How would you write $D_4$ in cycle notations? When writing $D_4$ in cycle notation, I am struggling to find unique cycle notations for each of the rotations. I find that all the rotations would be written as the cycle:
$$( 1 2 3 4 )=( 2 3 4 1 )=( 3 4 1 2 )=(4 1 2 3)$$
However, since $D_4$ has order $8$, shouldn't $D_4$ contain $8$ unique cycle elements?
We have $D_4=\{ ( 1 2 3 4 ), ( 2 1 4 3), ( 3 4 2 1), (2 3), (1 4)\}$
 A: $D_4$ is the  group of symmetries on a square, and also is a subgroup of $S_4$ so let's label a square as thus:

A key point: the group of symmetries does not consist solely of rotations. It also consists of reflections about various axes. For even-sided polygons, $D_n$ includes reflections across the axes that go through opposite pairs of vertices, and those through the midpoints of opposing sides. For odd-sided polygons, the reflections consist of those across the axes formed by considering the line through each vertex and the midpoint of the side opposite it.
It might be clearer if I include the axes for each reflection. Each applicable axis is in blue below:

A regular $n$-gon will also have $n-1$ rotational symmetries, and $n$ reflection symmetries, plus a final "do nothing" symmetry that serves as the identity for the group. This means $D_n$ has $2n$ elements in total - so you are correct, $D_4$ should have eight elements.
With this all in mind, it becomes easy to figure out the elements of $D_4$ in cycle notation, since it will just be the elements of $S_4$ interchanging the corresponding numbers that align with the vertices in the symmetry of the polygon. For example: the symmetry corresponding to a reflection about the main diagonal fixes $2$ and $4$, but swaps $1$ and $3$. Thus we could write this as $(2) \; (4) \; (1 \; 3)$, or more compactly by eliminating the $1$-cycles and just having $(1 \; 3)$.
In summary: the idea is to determine all of the symmetries of the square, and then consider where each symmetry maps each vertex/number. Write that result in cycle notation.
Namely, $D_4$ consists of:

*

*Identity / "Do Nothing:" $e$ (or $0$ or $id$ or whatever notation you prefer)

*Rotation $90^\circ$ counterclockwise: $(1 \; 2 \; 3 \; 4)$

*Rotation $180^\circ$ counterclockwise: $(1 \; 3) \; (2 \; 4)$

*Rotation $270^\circ$ counterclockwise: $(1 \; 4 \; 3 \; 2)$

*Reflection about vertical axis: $(1 \; 2) \; (3 \; 4)$

*Reflection about horizontal axis: $(1 \; 4) \; (2 \; 3)$

*Reflection about main diagonal (the one through $2,4$): $(1 \; 3)$

*Reflection about anti-diagonal (the one through $1,3$) $(2 \; 4)$


I find that all the rotations would be written as the cycle:
$( 1 2 3 4 )=( 2 3 4 1 )=( 3 4 1 2 )=(4 1 2 3)$

That would only correspond to a $90^\circ$ rotation counterclockwise.

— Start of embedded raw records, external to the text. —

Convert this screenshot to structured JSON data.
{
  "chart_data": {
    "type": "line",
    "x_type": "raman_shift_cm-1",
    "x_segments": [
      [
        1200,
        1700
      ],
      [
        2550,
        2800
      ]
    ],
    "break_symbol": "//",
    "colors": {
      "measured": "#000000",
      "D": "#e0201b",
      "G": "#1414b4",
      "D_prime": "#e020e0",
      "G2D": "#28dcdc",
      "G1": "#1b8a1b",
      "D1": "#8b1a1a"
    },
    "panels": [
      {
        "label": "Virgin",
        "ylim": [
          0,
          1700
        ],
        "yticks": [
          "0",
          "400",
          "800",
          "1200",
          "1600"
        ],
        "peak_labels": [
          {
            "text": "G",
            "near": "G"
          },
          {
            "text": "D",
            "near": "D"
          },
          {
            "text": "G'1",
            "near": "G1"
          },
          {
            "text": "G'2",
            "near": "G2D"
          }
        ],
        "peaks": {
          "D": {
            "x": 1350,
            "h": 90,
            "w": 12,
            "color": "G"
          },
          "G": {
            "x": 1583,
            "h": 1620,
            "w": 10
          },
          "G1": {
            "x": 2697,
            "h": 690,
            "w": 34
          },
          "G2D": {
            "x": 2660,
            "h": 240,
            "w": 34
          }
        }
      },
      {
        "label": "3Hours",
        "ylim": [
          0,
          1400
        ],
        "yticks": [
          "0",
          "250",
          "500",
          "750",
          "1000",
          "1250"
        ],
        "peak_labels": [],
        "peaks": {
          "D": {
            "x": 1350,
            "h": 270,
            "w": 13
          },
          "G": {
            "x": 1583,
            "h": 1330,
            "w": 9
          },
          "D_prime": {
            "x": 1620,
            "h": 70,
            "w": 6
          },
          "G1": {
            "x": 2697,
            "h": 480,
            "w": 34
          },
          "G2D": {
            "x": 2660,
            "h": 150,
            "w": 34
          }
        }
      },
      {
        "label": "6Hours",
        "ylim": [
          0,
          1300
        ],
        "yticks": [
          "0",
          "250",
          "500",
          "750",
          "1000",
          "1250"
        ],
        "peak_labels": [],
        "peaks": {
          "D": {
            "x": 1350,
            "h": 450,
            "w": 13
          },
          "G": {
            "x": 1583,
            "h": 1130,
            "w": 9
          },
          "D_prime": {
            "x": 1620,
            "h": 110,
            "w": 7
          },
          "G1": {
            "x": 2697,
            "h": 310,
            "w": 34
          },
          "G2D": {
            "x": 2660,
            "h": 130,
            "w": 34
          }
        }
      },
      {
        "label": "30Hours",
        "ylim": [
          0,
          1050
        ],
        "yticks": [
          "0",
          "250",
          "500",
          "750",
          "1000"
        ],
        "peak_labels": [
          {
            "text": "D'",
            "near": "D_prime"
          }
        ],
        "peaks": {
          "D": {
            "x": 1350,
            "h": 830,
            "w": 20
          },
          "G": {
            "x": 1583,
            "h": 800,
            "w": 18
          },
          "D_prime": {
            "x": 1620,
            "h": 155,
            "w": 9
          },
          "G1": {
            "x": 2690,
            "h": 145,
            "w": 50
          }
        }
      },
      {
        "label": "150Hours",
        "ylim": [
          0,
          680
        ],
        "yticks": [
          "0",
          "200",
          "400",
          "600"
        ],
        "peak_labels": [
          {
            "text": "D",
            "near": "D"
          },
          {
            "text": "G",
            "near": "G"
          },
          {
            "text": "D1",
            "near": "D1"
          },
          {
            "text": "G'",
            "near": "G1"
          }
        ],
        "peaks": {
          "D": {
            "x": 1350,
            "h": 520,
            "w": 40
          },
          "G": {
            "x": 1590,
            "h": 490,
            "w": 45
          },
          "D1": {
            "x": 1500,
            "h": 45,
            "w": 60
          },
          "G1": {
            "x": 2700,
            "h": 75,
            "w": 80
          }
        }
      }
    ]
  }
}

It does not encompass the other two rotational symmetries.

We have $D_4=\{ ( 1 2 3 4 ), ( 2 1 4 3), ( 3 4 2 1), (2 3), (1 4)\}$

Based on this (namely the last two elements), I imagine you noticed the diagonal symmetries, and thus have your square labeled as below:

On this premise, then:

*

*The first and second symmetry make no sense to me (maybe I guessed your numbering wrong?)

*The third symmetry is indeed a $90^\circ$ counterclockwise rotation

*The fourth and fifth symmetries are about the diagonals

*The $5$ symmetries you lack (if we throw away the first two that don't make sense) are the identity, $180^\circ$ and $270^\circ$ rotations, and reflections about opposing midpoints

A: $D_4$ is generated by $(1234)$, a rotation,  and $(14)(23)$, a reflection. 
So we get $D_4=\{e,(1234),(13)(24),(1432),(14)(23),(42),(13),(12)(34)\}$.